The sensual, be-yourself anthem “Up Against Me” brings a tone of radical self-acceptance and love. “And don’t believe the government, or anything you read. ‘Cause nothing really matters when you’re up against me.”
“When We’re High” ignites a little THC and invites us to abandon our defenses and, well, get high.
Her penchant for owning her identity, onstage and in cyberspace, entices her fans, and new ones such as myself, to transmit emotion fearlessly and live far more authentically than appeasing the learned social norms of our genders.

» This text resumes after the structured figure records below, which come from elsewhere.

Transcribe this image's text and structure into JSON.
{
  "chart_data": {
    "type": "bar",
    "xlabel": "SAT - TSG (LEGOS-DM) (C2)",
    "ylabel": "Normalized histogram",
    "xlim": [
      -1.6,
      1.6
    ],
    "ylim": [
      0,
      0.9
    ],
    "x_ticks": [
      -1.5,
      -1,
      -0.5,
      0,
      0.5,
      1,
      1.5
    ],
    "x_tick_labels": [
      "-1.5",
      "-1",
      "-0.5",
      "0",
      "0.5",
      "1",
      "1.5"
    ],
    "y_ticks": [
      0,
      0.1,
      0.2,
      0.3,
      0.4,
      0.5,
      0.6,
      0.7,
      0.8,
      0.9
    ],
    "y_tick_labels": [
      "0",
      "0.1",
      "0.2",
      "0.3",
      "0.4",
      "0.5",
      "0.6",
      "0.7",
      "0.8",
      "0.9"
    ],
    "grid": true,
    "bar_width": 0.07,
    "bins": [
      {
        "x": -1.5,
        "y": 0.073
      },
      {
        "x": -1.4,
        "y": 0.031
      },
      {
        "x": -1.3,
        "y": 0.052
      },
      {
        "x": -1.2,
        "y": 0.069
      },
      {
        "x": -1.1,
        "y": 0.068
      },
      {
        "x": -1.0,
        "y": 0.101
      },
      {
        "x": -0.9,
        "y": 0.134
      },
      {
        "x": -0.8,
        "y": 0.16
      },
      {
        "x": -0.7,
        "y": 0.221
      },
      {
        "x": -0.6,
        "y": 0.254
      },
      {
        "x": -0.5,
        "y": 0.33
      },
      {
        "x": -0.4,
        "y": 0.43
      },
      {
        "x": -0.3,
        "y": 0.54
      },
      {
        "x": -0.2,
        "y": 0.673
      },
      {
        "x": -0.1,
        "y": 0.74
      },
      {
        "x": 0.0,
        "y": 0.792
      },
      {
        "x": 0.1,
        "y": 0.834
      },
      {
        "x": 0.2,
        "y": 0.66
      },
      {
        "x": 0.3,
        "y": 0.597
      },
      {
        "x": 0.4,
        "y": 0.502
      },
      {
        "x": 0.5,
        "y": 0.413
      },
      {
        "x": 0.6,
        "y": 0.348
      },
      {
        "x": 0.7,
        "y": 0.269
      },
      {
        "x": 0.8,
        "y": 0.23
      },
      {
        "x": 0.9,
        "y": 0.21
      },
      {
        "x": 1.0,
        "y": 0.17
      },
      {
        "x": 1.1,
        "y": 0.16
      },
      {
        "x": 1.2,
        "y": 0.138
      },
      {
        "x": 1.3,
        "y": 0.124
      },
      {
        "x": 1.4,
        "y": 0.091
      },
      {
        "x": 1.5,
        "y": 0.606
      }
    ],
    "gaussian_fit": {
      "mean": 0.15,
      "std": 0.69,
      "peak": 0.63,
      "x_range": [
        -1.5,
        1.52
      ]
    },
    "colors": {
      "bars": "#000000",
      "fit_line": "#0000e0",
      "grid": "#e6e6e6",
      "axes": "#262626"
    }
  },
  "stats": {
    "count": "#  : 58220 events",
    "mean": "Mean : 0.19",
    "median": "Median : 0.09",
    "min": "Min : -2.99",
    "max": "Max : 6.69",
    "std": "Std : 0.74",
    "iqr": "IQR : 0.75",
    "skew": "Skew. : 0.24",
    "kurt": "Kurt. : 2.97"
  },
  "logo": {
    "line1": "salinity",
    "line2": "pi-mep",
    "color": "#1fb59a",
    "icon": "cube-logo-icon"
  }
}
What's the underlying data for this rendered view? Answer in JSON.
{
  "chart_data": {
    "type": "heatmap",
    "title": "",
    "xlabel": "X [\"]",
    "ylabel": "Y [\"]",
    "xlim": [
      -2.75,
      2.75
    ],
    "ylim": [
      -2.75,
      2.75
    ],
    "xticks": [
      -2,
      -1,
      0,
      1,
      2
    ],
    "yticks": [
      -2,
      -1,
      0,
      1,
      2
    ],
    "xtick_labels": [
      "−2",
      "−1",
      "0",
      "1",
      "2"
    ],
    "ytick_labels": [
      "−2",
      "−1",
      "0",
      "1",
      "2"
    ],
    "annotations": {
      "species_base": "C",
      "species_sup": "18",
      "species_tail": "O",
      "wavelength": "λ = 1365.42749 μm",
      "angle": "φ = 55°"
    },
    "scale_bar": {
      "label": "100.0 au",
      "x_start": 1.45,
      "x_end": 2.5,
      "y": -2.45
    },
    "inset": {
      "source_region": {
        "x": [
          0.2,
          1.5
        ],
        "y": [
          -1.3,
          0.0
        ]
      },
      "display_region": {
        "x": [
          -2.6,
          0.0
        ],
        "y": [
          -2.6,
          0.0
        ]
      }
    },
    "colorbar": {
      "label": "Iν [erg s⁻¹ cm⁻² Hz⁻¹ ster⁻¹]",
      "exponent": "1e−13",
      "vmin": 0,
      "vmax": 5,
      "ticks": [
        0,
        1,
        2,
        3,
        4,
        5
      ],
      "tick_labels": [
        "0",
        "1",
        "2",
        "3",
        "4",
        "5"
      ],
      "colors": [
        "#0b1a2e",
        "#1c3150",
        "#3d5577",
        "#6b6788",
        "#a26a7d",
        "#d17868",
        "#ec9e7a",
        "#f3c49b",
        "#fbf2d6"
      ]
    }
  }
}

I had read about the moments she spent behind the spotlight, writing songs for artists such as Rihanna and Backstreet Boys and working with the legendary producer Linda Perry. She’s been in the game and singing her heart out to bi-curious women and their boyfriends for decades. LP is best experienced in the flesh, ’90s style, to comprehend what makes this distinguished talent so valuable.